Non conosciamo noi stessi se non tramite Gesù Cristo

Lettera apostolica “Sublimitas et miseria hominis” di Papa Francesco nel IV centenario della nascita di Blaise Pascal.

«Quattro secoli dopo la sua nascita, Pascal rimane per noi il compagno di strada che accompagna la nostra ricerca della vera felicità e, secondo il dono della fede, il nostro riconoscimento umile e gioioso del Signore morto e risorto». È con queste parole che Papa Francesco ricorda la grande figura di Blaise Pascal, nato il 19 giugno 1623, e lo fa in una lettera apostolica intitolata Sublimitas et miseria hominis. La grandezza e la miseria dell’uomo formano il paradosso che sta al centro della riflessione del matematico, filosofo e teologo francese, cercatore di verità con la ragione e lo spirito in un’epoca di crescente scetticismo religioso.
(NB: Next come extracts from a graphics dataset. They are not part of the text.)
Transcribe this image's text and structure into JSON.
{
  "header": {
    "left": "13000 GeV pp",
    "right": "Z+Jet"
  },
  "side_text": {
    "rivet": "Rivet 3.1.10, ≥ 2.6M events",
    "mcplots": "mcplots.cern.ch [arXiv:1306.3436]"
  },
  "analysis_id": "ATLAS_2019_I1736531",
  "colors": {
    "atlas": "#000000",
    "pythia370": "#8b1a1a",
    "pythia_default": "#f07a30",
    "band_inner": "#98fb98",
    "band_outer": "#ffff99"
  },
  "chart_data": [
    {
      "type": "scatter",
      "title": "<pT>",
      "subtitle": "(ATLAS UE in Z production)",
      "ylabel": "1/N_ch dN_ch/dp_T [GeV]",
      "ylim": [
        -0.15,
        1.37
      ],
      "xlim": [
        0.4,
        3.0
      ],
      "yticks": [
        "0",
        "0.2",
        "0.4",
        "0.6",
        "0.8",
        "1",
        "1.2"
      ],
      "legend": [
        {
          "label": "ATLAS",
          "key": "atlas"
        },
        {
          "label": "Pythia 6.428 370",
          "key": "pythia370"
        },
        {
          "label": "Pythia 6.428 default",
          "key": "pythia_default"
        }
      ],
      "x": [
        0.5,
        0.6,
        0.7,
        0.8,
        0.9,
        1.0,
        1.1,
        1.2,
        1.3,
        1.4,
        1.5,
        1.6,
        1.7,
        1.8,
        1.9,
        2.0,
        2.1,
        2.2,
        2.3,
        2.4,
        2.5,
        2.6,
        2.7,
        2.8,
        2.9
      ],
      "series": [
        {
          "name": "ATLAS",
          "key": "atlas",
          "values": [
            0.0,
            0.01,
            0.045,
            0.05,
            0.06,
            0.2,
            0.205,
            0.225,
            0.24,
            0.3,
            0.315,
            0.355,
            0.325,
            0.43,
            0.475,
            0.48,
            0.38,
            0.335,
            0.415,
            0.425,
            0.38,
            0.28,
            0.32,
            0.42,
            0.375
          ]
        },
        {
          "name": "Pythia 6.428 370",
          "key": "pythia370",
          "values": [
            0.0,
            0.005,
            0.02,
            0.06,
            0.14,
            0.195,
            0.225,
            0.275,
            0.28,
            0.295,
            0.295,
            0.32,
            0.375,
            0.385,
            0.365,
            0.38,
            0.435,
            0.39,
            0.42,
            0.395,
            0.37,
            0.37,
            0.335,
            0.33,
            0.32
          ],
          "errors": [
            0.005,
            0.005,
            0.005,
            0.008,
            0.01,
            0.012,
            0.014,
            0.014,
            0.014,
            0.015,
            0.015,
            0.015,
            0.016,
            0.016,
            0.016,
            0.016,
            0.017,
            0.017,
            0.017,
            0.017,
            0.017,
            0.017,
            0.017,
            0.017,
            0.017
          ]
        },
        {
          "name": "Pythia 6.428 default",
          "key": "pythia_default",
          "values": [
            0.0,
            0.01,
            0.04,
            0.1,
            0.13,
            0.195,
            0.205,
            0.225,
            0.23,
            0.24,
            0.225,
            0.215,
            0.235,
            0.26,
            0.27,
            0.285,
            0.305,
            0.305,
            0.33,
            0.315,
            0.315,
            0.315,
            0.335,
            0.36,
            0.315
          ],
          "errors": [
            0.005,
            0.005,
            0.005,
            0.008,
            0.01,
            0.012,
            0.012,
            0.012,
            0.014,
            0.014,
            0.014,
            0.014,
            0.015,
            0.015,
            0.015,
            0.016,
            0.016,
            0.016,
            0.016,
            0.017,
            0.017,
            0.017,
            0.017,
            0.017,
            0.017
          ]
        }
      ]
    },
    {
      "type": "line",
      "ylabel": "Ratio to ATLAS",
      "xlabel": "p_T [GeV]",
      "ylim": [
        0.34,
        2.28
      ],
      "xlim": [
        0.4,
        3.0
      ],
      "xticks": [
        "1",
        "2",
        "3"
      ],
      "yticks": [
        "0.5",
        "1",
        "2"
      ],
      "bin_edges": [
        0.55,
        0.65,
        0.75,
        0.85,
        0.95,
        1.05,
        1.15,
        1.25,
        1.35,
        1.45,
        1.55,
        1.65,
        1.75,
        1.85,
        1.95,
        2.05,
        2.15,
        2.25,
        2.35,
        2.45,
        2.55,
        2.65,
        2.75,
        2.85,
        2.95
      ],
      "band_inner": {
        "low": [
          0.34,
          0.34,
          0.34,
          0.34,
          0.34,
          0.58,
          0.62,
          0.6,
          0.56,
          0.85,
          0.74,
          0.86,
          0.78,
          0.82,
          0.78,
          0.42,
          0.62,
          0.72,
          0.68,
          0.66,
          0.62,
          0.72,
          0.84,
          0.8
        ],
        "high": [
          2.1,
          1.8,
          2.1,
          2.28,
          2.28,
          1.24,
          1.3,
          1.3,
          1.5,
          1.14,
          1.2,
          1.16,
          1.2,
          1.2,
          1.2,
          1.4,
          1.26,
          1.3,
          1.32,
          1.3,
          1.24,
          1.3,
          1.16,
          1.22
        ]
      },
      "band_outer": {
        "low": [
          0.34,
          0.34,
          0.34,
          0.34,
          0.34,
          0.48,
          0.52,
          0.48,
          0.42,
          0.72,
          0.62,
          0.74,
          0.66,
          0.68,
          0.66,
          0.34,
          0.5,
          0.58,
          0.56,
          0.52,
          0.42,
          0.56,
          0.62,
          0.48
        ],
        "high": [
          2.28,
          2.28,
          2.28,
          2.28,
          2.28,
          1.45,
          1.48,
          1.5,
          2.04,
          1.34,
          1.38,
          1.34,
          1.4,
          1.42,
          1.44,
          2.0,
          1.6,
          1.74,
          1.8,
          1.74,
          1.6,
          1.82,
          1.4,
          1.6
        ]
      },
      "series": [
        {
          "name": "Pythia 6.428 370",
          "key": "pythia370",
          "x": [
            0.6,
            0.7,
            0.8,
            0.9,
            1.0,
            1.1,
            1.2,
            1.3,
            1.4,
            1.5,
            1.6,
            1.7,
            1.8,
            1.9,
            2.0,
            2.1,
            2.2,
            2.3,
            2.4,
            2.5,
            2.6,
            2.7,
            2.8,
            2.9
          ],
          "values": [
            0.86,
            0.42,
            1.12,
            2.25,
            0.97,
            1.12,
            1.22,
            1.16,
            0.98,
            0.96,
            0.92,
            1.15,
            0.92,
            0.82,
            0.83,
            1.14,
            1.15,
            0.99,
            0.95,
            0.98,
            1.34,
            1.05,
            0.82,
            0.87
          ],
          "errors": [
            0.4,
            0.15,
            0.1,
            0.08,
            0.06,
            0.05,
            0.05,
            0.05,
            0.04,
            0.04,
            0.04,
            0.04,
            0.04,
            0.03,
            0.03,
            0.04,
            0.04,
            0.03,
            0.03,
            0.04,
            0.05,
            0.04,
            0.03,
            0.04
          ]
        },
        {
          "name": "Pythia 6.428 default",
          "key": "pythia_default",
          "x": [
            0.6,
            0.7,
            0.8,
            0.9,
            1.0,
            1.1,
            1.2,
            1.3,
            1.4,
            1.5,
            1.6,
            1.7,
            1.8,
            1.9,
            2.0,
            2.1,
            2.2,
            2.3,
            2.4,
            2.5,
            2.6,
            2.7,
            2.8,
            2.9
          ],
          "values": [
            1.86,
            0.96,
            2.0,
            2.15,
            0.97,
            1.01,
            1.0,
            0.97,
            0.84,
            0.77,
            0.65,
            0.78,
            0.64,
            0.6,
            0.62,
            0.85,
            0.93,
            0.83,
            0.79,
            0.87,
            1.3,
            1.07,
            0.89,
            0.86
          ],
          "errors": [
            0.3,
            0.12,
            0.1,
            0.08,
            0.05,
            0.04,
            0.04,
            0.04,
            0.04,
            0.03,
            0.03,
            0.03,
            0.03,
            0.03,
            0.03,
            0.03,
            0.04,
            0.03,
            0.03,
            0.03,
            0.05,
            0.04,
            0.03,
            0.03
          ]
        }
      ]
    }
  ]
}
Il suo atteggiamento di stupita apertura alla realtà lo ha portato, in punto di morte a soli trentanove anni, a dire: «Se i medici dicono il vero, e Dio permette che mi rialzi da questa malattia, sono deciso a non avere alcun altro impiego né altra occupazione per tutto il resto della mia vita che il servizio ai poveri». Nei suoi ultimi giorni, tra tutti i suoi pensieri l’urgenza era quella di mettere a disposizione le sue energie nelle opere di misericordia: «L’unico oggetto della Scrittura è la carità».

Sono molte le cose che un cristiano può imparare dalla vita e dai pensieri di Pascal. Innanzitutto, dobbiamo ricordarci che «non solo non conosciamo Dio se non tramite Gesù Cristo, ma non conosciamo noi stessi se non tramite Gesù Cristo. […] Così senza la Scrittura, che ha per unico oggetto Gesù Cristo, non conosciamo nulla e vediamo solo oscurità», cita il pontefice. Per avanzare nel buio del mondo, però, occorre tenersi lontani dalla tentazione di brandire la fede come una certezza incontestabile, da imporre a tutti, perché al di fuori della prospettiva dell’amore non c’è verità che valga: «Ci si fa un idolo persino della verità stessa, perché la verità fuori della carità non è Dio, ma è la sua immagine e un idolo che non bisogna amare, né adorare». Per questo, nonostante la certezza della fede, l’evangelizzazione va fatta con rispetto e pazienza radicandola nella realtà (niente è più pericoloso di un pensiero disincarnato), attendendo che Dio la doni a chi non la possiede mediante il sentimento del cuore.

Nel racconto di una sua intensa esperienza mistica, conosciuta come “Notte di fuoco”, Pascal sembra riconoscere un’analogia con l’incontro vissuto da Mosè davanti al roveto ardente. Egli riprende il titolo che il Signore si era dato davanti a Mosè, «Dio di Abramo, Dio di Isacco, Dio di Giacobbe» (Es 3,6.15), aggiungendo: «non dei filosofi e dei sapienti. […] Dio di Gesù Cristo». Il Signore non è un’entità astratta, cosmica, ma è il Dio di una persona, di una chiamata, il Dio che è certezza, sentimento, gioia. La fede in Lui, continua il Papa seguendo il suo pensiero, è profondamente attaccata alla ragione, sia perché la mente non può essere costretta a credere a ciò che sa essere falso, sia perché, se si urtano i principi della ragione, la religione diventa assurda. Ma, se la fede è ragionevole, è anche un dono di Dio e non potrebbe imporsi, come ha testimoniato Gesù proponendola con amore e non con la forza. Essa, dunque, supera infinitamente la ragione: «la fede è diversa dalla prova. L’una è umana, l’altra è un dono di Dio».